It is definitely a catch 22. However, there is a list of accredited employers who can make offers to those without visas a lot more easily. look at: http://www.immigration.govt.nz/migr...tion/ToolboxLinks/AccreditedEmployersList.htm

If you are able to arrange a trip over and then approach some employers with the dates you will be there they will be a lot more willing to speak to you as you are showing you are serious!

Good luck

Chris


----------



## mikesurf (Nov 7, 2012)

My advice is to get yourself over there even if you are just on a tourist visa and then start looking for work. If an employer wants you it is all pretty straightforward and it is just a case of form filling etc. You will be taken on with a 2 year work visa. By the end of the work visa you will have NZ work experience and should hopefully have an employer who is willing to sponsor you to stay.
Good luck


----------



## tocker (Dec 11, 2012)

Hi mike, thanks for the advice! We have considered doing this but am a little nervous what with having a two year old in tow! Does anyone know if it's correct that you can't get a working holiday visa and bring a child? I'm being told conflicting information. Does anyone know much about the tauranga area and jobs,pay and housing? I was also reading somewhere the a child's schooling has to be paid for???


----------



## escapedtonz (Apr 6, 2012)

tocker said:


> Hi mike, thanks for the advice! We have considered doing this but am a little nervous what with having a two year old in tow! Does anyone know if it's correct that you can't get a working holiday visa and bring a child? I'm being told conflicting information. Does anyone know much about the tauranga area and jobs,pay and housing? I was also reading somewhere the a child's schooling has to be paid for???

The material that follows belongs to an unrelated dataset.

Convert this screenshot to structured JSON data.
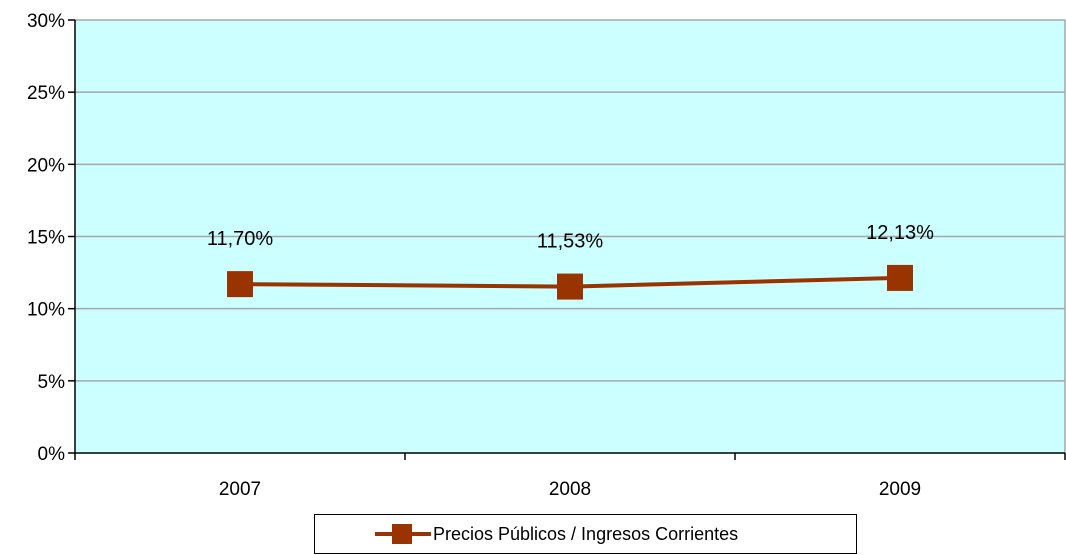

Yeah you are nearly correct. From what I understand you can't get a working visa for a child or a child cannot be linked to a working visa but you can bring a child, however you have to find them a different visa and one that will remain valid for a sufficient period similar to your working visa. 
This usually rules out the visitor visa as they only last 6 or 9 months but can be increased to 12 months, although I've said on this forum in the past - can a small child hold a visitor visa on their own ?
Another one is a student visa but these may be for a child from school age ?
You really need to speak to INZ or search through the visa types and their rules on the Immigration website.

Yes it is correct that you as a parent must contribute to schooling if you don't hold Residency visas - I'm led to believe approx $1000-$1500 a year or maybe a term I'm not sure exactly.
Maybe someone else can give you up to date advice ?


----------